He woke up in the morning after not sleeping well the night before. He opened up his computer to check his email and Facebook, and then to check blogs and write a post in his blog-type-thing. He is me, and this is a true story. Names have not been changed because no one is innocent.
I was in my email fine. I was in my Facebook fine. But when I went to open WordPress…something was wrong. I couldn’t get to the site. I tried Twitter. Nothing. I tried pretty much every site other than Facebook and my email, but could not get on. I was distressed. I called out, “Why?” There was no response.
So I spent most of the day in my email, and occasionally making use of my Facebook. I also actually talked on the phone, a rarity these days.
At around 3 something in the afternoon, I decided to check again. Success!
I opened up the tab and went to the “Create A New Post” button. I began typing away. Words flowing from my fingers like ranch dressing flows from its ramekin and onto a chicken wing. I was completely in a zone, so I almost didn’t notice that my bagel was ready. I heard the pop and reluctantly put down the computer to spread the delicious cream cheese onto my bagel. I also decided to make myself another cup of delicious coffee.
After fueling up with the delicious food and coffee, I decided to return to my post. But the post had just vanished.

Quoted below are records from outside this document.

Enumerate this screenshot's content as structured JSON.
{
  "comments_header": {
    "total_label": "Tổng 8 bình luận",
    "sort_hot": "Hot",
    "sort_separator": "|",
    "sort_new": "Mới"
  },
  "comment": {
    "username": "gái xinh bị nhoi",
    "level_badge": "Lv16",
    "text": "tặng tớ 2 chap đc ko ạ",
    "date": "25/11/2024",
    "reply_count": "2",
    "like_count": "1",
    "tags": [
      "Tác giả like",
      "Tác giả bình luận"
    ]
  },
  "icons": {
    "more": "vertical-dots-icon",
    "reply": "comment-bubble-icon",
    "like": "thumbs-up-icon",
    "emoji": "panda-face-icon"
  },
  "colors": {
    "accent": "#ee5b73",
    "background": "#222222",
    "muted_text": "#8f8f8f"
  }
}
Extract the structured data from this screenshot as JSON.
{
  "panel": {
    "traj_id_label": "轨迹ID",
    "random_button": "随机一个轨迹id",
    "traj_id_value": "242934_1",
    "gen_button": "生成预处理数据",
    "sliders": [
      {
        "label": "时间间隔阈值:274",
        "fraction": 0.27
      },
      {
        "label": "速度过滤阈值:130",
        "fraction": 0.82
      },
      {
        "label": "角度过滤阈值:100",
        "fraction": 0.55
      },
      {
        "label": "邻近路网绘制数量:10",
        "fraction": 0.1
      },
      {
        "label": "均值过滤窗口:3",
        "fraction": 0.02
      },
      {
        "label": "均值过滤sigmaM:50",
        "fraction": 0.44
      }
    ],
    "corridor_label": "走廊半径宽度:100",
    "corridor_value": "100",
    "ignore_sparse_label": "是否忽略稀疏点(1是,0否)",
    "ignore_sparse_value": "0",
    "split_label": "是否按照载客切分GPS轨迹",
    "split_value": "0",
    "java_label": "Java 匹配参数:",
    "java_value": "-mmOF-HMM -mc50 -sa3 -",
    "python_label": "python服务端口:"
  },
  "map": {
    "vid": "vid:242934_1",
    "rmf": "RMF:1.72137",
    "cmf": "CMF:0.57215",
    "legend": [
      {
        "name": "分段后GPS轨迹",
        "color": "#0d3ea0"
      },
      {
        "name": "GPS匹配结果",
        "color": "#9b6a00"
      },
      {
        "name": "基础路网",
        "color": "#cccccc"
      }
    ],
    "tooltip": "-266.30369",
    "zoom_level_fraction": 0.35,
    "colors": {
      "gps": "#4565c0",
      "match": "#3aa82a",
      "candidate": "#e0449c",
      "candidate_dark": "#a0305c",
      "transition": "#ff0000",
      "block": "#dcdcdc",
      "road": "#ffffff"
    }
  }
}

Your uncle Barney was busy womanizing a girl when I noticed the post flash on the screen. I rushed to the computer but then got a video call from your aunt Lilly. It seems your uncle Marshall had slapped Barney really hard just before he arrived at the apartment to womanize the girl. I should also let you know that this paragraph never happened and I don’t know if you have an uncle Barney and an uncle Marshall and an aunt Lilly. Wouldn’t it be weird if you did?
I checked all the tabs I had open, but the post was not there. Just a picture of a yellow umbrella. Your aunt Robyn came over and we did inappropriate things to each other that has anybody else noticed Ted went into the inappropriate sexual relations he had with their “aunt” and all of the other girls before he actually met their mother to his kids and find that to be a little creepy? And all of the drinking and other things he talks about as a way of getting permission from his kids to date Robyn after she is back in town when he claims to be telling them the story of how he met their mother but is really just trying to angle it so he doesn’t feel guilty about having a thing for Robyn in what would seem to be the entire time their sick mother was dying? Seems kinda fucked up to me. Okay fine, so this didn’t happen either.
You caught me. This story isn’t really true.
Except the not being able to connect for some weird reason.
So then I typed this post and got carried away with the very odd premise of HIMYM and that kids, is how you met this post.